こういった団体・個人の存在を知らない人は,押川氏のような活動だけがドラッグ依存者への援助活動であると思うのではないだろうか.たしかに,現実的には,依存症者たちが使えるリソースが少ないことはあるだろう.特に,都市部においては,被援助者と援助機関の量的格差は大きいと推測される.そうした点では,押川氏の活動は,当事者にとって藁をもすがる思いでつかんだ最後の手段であるかもしれない.また,押川氏も依存症者たちに対する止むに止まれぬ思いから,援助活動を始めたのかもしれない.だが,はっきりしているのは,押川氏の活動が,現在において薬物依存症者への援助活動において最良・最善の援助活動ではなく,また,残念なことだが,将来においても彼の活動が援助の本流になるとは見込めないように思われる.
そういえる根拠は,彼自身がニコチン依存症で,その自覚の全く感じられない行動が番組中散見されたことが一つ.
K子という依存症者の万引き告白に,彼女が万引きを働いた店に謝罪に行ったあと,店外の路上でK子への怒りに任せて,吸っていたたばこを路上に投げ付けるように捨てる,彼女に灰皿を用意させてたばこを吸い続けながら説教する.そういう場面が何度も出てきた.私は,喫煙自体をとやかく言うつもりはない(自身,ニコチン依存症だから)が,リーガル・ドラッグだから,どこでどのようにやってもいいわけではない.これでは,説得力がない.まして,ドラッグ依存症者に対する支援を行う援助者なら,自身の振る舞いを含めた繊細さが必要だろう.
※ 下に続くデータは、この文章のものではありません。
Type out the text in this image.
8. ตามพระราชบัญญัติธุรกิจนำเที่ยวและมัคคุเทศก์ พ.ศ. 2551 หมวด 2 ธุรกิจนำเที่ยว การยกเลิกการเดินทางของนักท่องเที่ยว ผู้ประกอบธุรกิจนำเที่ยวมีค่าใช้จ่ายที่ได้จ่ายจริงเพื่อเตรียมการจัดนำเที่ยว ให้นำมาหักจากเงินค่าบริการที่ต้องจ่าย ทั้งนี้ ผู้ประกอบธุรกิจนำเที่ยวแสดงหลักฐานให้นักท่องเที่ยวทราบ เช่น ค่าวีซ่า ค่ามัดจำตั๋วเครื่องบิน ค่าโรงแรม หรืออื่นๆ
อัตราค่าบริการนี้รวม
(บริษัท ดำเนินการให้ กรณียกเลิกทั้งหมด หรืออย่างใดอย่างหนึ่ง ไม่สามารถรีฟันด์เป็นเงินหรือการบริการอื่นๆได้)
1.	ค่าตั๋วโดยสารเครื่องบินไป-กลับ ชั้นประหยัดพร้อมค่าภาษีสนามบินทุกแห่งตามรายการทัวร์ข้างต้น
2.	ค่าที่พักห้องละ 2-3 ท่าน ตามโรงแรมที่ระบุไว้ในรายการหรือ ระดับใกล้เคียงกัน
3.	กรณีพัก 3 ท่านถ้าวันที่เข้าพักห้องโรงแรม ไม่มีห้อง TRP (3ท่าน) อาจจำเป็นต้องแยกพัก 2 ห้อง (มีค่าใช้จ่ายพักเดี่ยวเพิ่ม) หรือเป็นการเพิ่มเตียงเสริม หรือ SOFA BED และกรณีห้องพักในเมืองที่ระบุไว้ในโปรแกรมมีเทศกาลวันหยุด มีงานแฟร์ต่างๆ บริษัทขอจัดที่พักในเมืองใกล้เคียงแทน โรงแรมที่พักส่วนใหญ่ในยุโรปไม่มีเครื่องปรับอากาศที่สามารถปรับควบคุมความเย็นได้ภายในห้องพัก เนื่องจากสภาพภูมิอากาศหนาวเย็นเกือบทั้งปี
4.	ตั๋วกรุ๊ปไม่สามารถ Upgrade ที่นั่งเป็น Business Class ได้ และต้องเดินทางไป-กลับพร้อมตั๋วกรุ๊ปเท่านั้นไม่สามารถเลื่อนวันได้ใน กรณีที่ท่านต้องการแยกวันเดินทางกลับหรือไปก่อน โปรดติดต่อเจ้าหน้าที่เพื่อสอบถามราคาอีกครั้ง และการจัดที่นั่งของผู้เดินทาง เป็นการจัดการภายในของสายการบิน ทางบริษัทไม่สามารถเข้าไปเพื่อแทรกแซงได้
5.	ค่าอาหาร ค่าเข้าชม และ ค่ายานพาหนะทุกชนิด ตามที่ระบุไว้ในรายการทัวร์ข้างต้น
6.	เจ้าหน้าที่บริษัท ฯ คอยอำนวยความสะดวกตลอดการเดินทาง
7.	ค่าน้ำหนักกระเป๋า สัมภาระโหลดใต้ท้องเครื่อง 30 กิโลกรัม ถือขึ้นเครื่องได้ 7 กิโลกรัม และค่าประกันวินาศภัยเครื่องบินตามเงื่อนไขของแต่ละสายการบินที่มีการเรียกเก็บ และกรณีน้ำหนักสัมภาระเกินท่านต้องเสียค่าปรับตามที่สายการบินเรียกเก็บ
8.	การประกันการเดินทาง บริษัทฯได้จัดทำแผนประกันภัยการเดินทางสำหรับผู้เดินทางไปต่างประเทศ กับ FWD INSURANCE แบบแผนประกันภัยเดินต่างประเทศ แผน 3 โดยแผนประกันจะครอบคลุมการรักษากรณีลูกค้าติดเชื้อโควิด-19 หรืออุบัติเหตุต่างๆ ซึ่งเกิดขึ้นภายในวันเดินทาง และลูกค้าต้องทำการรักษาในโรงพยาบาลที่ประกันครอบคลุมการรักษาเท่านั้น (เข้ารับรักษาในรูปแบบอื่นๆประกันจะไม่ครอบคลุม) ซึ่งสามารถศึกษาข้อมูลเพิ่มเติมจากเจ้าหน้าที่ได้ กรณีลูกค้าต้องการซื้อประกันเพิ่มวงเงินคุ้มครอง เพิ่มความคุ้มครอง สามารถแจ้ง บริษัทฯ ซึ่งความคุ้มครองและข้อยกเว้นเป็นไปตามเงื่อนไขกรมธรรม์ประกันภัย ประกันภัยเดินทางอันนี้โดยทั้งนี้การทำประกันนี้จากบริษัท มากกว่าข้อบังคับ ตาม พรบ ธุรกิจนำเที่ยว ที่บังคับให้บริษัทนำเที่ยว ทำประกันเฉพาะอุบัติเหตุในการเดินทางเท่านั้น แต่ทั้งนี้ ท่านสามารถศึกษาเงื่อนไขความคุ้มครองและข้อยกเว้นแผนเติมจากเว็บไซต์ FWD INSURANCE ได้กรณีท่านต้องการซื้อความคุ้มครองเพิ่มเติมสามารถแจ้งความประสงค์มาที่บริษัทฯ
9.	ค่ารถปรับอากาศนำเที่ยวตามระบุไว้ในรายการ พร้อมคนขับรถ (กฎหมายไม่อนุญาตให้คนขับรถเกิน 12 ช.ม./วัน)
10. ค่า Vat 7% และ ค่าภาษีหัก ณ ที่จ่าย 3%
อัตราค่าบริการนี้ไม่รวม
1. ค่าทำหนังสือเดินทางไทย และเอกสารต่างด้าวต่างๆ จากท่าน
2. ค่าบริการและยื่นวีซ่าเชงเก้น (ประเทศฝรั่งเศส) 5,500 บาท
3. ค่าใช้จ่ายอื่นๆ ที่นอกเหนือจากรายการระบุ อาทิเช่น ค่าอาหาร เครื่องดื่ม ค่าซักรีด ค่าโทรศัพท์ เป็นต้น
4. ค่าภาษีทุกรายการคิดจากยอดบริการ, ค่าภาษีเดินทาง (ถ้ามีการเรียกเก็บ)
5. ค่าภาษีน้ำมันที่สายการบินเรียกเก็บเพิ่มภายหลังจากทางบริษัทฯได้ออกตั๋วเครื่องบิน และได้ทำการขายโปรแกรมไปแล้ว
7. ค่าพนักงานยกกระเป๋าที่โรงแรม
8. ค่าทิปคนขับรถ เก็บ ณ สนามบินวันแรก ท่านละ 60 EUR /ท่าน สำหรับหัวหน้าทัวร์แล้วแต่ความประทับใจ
もう一つは,彼の率いる団体のサイトや彼個人のサイトのプロフィールを見る限り,大変失礼な言い方になってしまうが,援助に関連する資格も持たずに活動していることからくる不安である.(http://www.tokiwahoken.com/aisatsu.htmlhttp://www.neverbend.co.jp/pro.htmlでは,彼がどのような資格を取得しているかが分からない).「資格取得がないからダメ」と言うわけではない.医師や精神保健福祉士などの資格を持っている人間ではできないような先進的な援助を彼が行っている,と私には思えなかったからだ.彼の援助は,彼の「依存症者を助けたい」という善意とその人柄によって支えられる「親身の説教」として私には映った.もちろん,それではダメなのか,と言われればそうではないだろう.彼の人格を信頼する当事者・家族が確実にいるのだから.その人々にとっては,このアプローチは何らかの形で効くだろう.
こういうことをあえて記してしまったのは,実際,自分の仕事でも同様の問題で悩んでいることだからだ.善意で始めた私塾的活動,それ自体は尊敬に値する.しかし,こうした活動は,援助者個人のパーソナリティによりかかり過ぎで,また,往々にして第三者による評価メカニズムを持たない.彼らと志を同じくする公的・私的援助機関の絶対数はあまりに少ない.これから依存症者を支える基本法となる「障害者自立支援法」案は(インパクト的には介護保険制度創設と同程度のものだと私見するが)多くのマスコミがほとんど取り上げない….
しかし,援助を求める人は確実にいる.その彼(彼女)たちが,試行錯誤し選択できる援助を担保していく方策との間には,あまりに隔たりがある.